After a meeting at Otocec ob Krki, in Slovenia, Vesna Pusic and Karl Erjavec, the Foreign Ministers of Croatia and Slovenia, expressed hopes that both their governments would accept the long overdue agreement.

The ministers said they hoped their next meeting on February 19 would mark a definitive deal, enabling the Slovenian parliament to ratify Croatia's EU accession treaty in time for Croatia to join the EU on July 1.

EU member Slovenia was threatening to delay Croatia's ratification until a deal was reached on the fate of the bank in which many Croats lost their savings after the dissolution of the former Yugoslavia.

The solution has "several different variations", Pusic said. "Our job was to find a politically viable solution, acceptable to both sides, and we did that," she said.

Erjavec expressed hopes that "Slovenia would reach its goals with this deal", adding that if so, there was no need for Slovenia to be the last country to ratify Croatia's accession treaty.

The row over the former bank has dogged relations between Zagreb and Ljubljana now for two decades now.
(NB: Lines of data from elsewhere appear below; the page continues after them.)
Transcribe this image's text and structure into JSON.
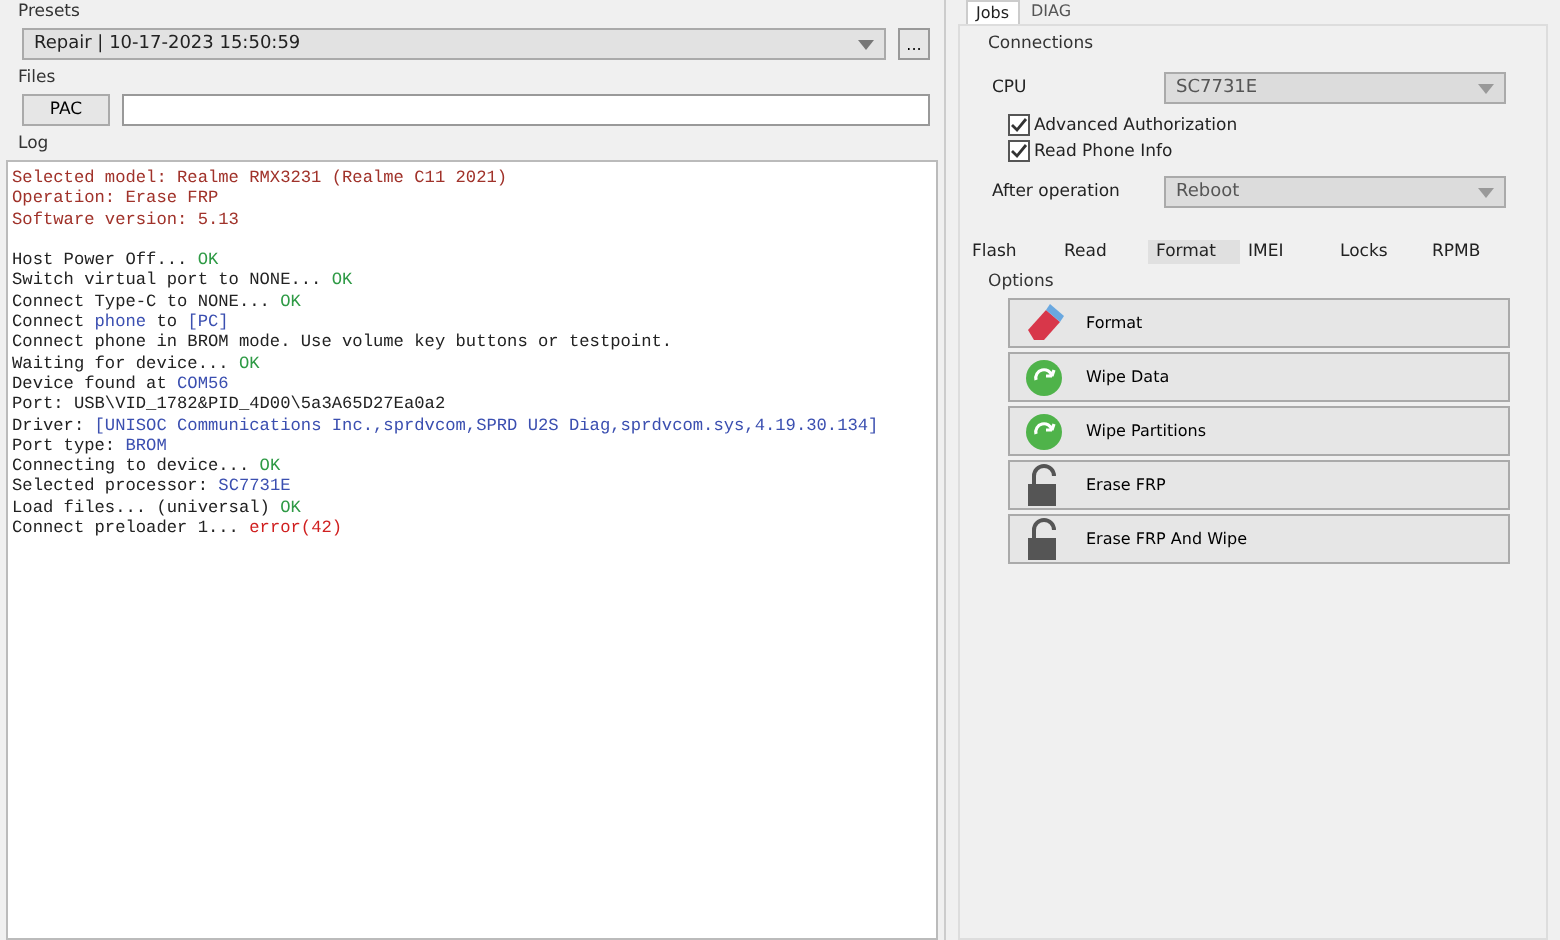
{
  "presets": {
    "label": "Presets",
    "value": "Repair | 10-17-2023 15:50:59",
    "button": "..."
  },
  "files": {
    "label": "Files",
    "button": "PAC"
  },
  "log": {
    "label": "Log",
    "lines": [
      {
        "kind": "text",
        "segments": [
          {
            "t": "Selected model: Realme RMX3231 (Realme C11 2021)",
            "kind": "title"
          }
        ]
      },
      {
        "kind": "text",
        "segments": [
          {
            "t": "Operation: Erase FRP",
            "kind": "title"
          }
        ]
      },
      {
        "kind": "text",
        "segments": [
          {
            "t": "Software version: 5.13",
            "kind": "title"
          }
        ]
      },
      {
        "kind": "blank"
      },
      {
        "kind": "text",
        "segments": [
          {
            "t": "Host Power Off... ",
            "kind": "plain"
          },
          {
            "t": "OK",
            "kind": "ok"
          }
        ]
      },
      {
        "kind": "text",
        "segments": [
          {
            "t": "Switch virtual port to NONE... ",
            "kind": "plain"
          },
          {
            "t": "OK",
            "kind": "ok"
          }
        ]
      },
      {
        "kind": "text",
        "segments": [
          {
            "t": "Connect Type-C to NONE... ",
            "kind": "plain"
          },
          {
            "t": "OK",
            "kind": "ok"
          }
        ]
      },
      {
        "kind": "text",
        "segments": [
          {
            "t": "Connect ",
            "kind": "plain"
          },
          {
            "t": "phone",
            "kind": "info"
          },
          {
            "t": " to ",
            "kind": "plain"
          },
          {
            "t": "[PC]",
            "kind": "info"
          }
        ]
      },
      {
        "kind": "text",
        "segments": [
          {
            "t": "Connect phone in BROM mode. Use volume key buttons or testpoint.",
            "kind": "plain"
          }
        ]
      },
      {
        "kind": "text",
        "segments": [
          {
            "t": "Waiting for device... ",
            "kind": "plain"
          },
          {
            "t": "OK",
            "kind": "ok"
          }
        ]
      },
      {
        "kind": "text",
        "segments": [
          {
            "t": "Device found at ",
            "kind": "plain"
          },
          {
            "t": "COM56",
            "kind": "info"
          }
        ]
      },
      {
        "kind": "text",
        "segments": [
          {
            "t": "Port: USB\\VID_1782&PID_4D00\\5a3A65D27Ea0a2",
            "kind": "plain"
          }
        ]
      },
      {
        "kind": "text",
        "segments": [
          {
            "t": "Driver: ",
            "kind": "plain"
          },
          {
            "t": "[UNISOC Communications Inc.,sprdvcom,SPRD U2S Diag,sprdvcom.sys,4.19.30.134]",
            "kind": "info"
          }
        ]
      },
      {
        "kind": "text",
        "segments": [
          {
            "t": "Port type: ",
            "kind": "plain"
          },
          {
            "t": "BROM",
            "kind": "info"
          }
        ]
      },
      {
        "kind": "text",
        "segments": [
          {
            "t": "Connecting to device... ",
            "kind": "plain"
          },
          {
            "t": "OK",
            "kind": "ok"
          }
        ]
      },
      {
        "kind": "text",
        "segments": [
          {
            "t": "Selected processor: ",
            "kind": "plain"
          },
          {
            "t": "SC7731E",
            "kind": "info"
          }
        ]
      },
      {
        "kind": "text",
        "segments": [
          {
            "t": "Load files... (universal) ",
            "kind": "plain"
          },
          {
            "t": "OK",
            "kind": "ok"
          }
        ]
      },
      {
        "kind": "text",
        "segments": [
          {
            "t": "Connect preloader 1... ",
            "kind": "plain"
          },
          {
            "t": "error(42)",
            "kind": "error"
          }
        ]
      }
    ]
  },
  "top_tabs": [
    {
      "label": "Jobs",
      "selected": true
    },
    {
      "label": "DIAG",
      "selected": false
    }
  ],
  "connections": {
    "label": "Connections",
    "cpu_label": "CPU",
    "cpu_value": "SC7731E",
    "checkboxes": [
      {
        "label": "Advanced Authorization",
        "checked": true
      },
      {
        "label": "Read Phone Info",
        "checked": true
      }
    ],
    "after_label": "After operation",
    "after_value": "Reboot"
  },
  "job_tabs": [
    {
      "label": "Flash",
      "selected": false
    },
    {
      "label": "Read",
      "selected": false
    },
    {
      "label": "Format",
      "selected": true
    },
    {
      "label": "IMEI",
      "selected": false
    },
    {
      "label": "Locks",
      "selected": false
    },
    {
      "label": "RPMB",
      "selected": false
    }
  ],
  "options": {
    "label": "Options",
    "buttons": [
      {
        "label": "Format",
        "kind": "format"
      },
      {
        "label": "Wipe Data",
        "kind": "wipe"
      },
      {
        "label": "Wipe Partitions",
        "kind": "wipe"
      },
      {
        "label": "Erase FRP",
        "kind": "unlock"
      },
      {
        "label": "Erase FRP And Wipe",
        "kind": "unlock"
      }
    ]
  }
}
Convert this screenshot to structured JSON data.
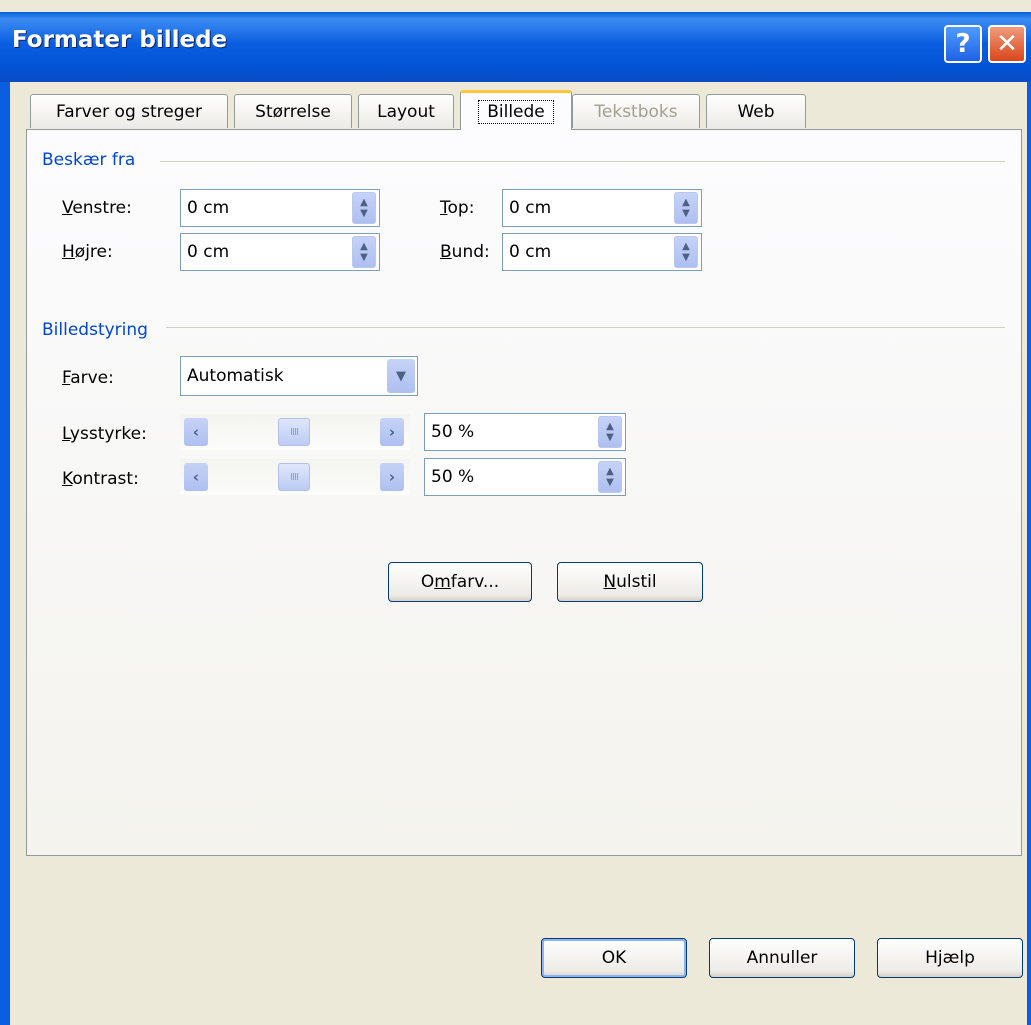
{
  "window": {
    "title": "Formater billede"
  },
  "titlebar_buttons": {
    "help_label": "?",
    "close_label": "✕"
  },
  "tabs": [
    {
      "label": "Farver og streger",
      "state": "normal"
    },
    {
      "label": "Størrelse",
      "state": "normal"
    },
    {
      "label": "Layout",
      "state": "normal"
    },
    {
      "label": "Billede",
      "state": "active"
    },
    {
      "label": "Tekstboks",
      "state": "disabled"
    },
    {
      "label": "Web",
      "state": "normal"
    }
  ],
  "crop": {
    "title": "Beskær fra",
    "left": {
      "label_first": "V",
      "label_rest": "enstre:",
      "value": "0 cm"
    },
    "right": {
      "label_first": "H",
      "label_rest": "øjre:",
      "value": "0 cm"
    },
    "top": {
      "label_first": "T",
      "label_rest": "op:",
      "value": "0 cm"
    },
    "bottom": {
      "label_first": "B",
      "label_rest": "und:",
      "value": "0 cm"
    }
  },
  "image_control": {
    "title": "Billedstyring",
    "color": {
      "label_first": "F",
      "label_rest": "arve:",
      "value": "Automatisk"
    },
    "brightness": {
      "label_first": "L",
      "label_rest": "ysstyrke:",
      "value": "50 %",
      "level_percent": 50
    },
    "contrast": {
      "label_first": "K",
      "label_rest": "ontrast:",
      "value": "50 %",
      "level_percent": 50
    }
  },
  "actions": {
    "recolor": {
      "pre": "O",
      "accel": "m",
      "post": "farv..."
    },
    "reset": {
      "accel": "N",
      "post": "ulstil"
    }
  },
  "footer": {
    "ok": "OK",
    "cancel": "Annuller",
    "help": "Hjælp"
  },
  "colors": {
    "title_bar": "#0b5ee0",
    "group_title": "#0046d5",
    "active_tab_accent": "#ffc83c"
  }
}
Several lawsuits against Ljubljanska have been filed in the courts in Croatia, and are backed by the Croatian government.

Slovenia wants Croatia to withdraw those government guarantees as a precondition for Slovenia's ratification of Croatian EU accession.

Croatia maintained that it had already fulfilled all its obligations from the EU negotiations, and Slovenia should ratify the accession agreement without extra preconditions.

Slovenia is the last EU member not to have started the ratification process yet. So far, 22 of the 27 EU member states have already ratified Croatia's accession treaty.